Tenis çevrelerinde yaygın olarak “Çirkin Ebeveyn Sendromu” olarak bilinen bir sendrom var.
Bu, genç oyuncuların, hatta ön ergenlik çağındakilerin, çocuklarının tenisin büyüklüğünü yükselttiğini görmeye kararlı aşırı hevesli ebeveynler tarafından büyük bir baskı altına alındığı bir oyundur.
Bu ebeveynlerin uyguladığı baskı pek çok biçimde olabilir – bir çocuğu diğerine karşı oynayan ince psikolojik tekniklerden (“Nasıl oluyor da Johnny’nin forehand’i sizinkinden çok daha iyi? – Daha sık pratik yapmanız gerektiğini düşünmüyor musunuz?”) bir çocuğu performans göstermezse bir miktar değer kaybıyla tehdit etmek (“Johnny’yi yenmezseniz o yeni raketi unutun”).

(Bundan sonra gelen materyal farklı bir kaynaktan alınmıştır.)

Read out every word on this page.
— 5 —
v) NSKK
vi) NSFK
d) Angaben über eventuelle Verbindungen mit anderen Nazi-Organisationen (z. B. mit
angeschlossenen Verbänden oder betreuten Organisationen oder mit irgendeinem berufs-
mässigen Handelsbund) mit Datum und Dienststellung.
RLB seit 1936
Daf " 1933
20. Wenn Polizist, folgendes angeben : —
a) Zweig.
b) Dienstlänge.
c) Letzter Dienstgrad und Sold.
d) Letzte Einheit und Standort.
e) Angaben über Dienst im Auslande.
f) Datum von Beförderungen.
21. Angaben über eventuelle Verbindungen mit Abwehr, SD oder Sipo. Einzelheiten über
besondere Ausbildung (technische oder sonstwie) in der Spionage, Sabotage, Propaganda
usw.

Bu endişeler, ebeveynin çocuğun “yüksek yararına” olduğunu belirlediği şeyle çelişiyorsa, çocuklarının endişelerine sağır olmayı içerebilir. (“Arkadaşlarınızla biraz daha zaman geçirmeyi tercih edeceğinizi biliyorum, ama en iyisinin ne olduğunu biliyorum ve en iyisi, iki saat daha elleriyle çalışarak geçirmeniz.”)
Ve bazı aşırı durumlarda, baskı gerçek fiziksel istismar şeklini bile alabilir.
Uluslararası ölçekte, en ünlü “çirkin ebeveyn”, kızı Mary’nin birkaç yıldır oyunun en iyi kadın oyuncularından biri olan Jim Pierce’dir.
1990’ların başında Jim Pierce’ın davranışı kızı için o kadar tehdit edici hale geldi ki, korumalar tuttu ve kendisini ondan korumak için sınırlama emirleri aldı.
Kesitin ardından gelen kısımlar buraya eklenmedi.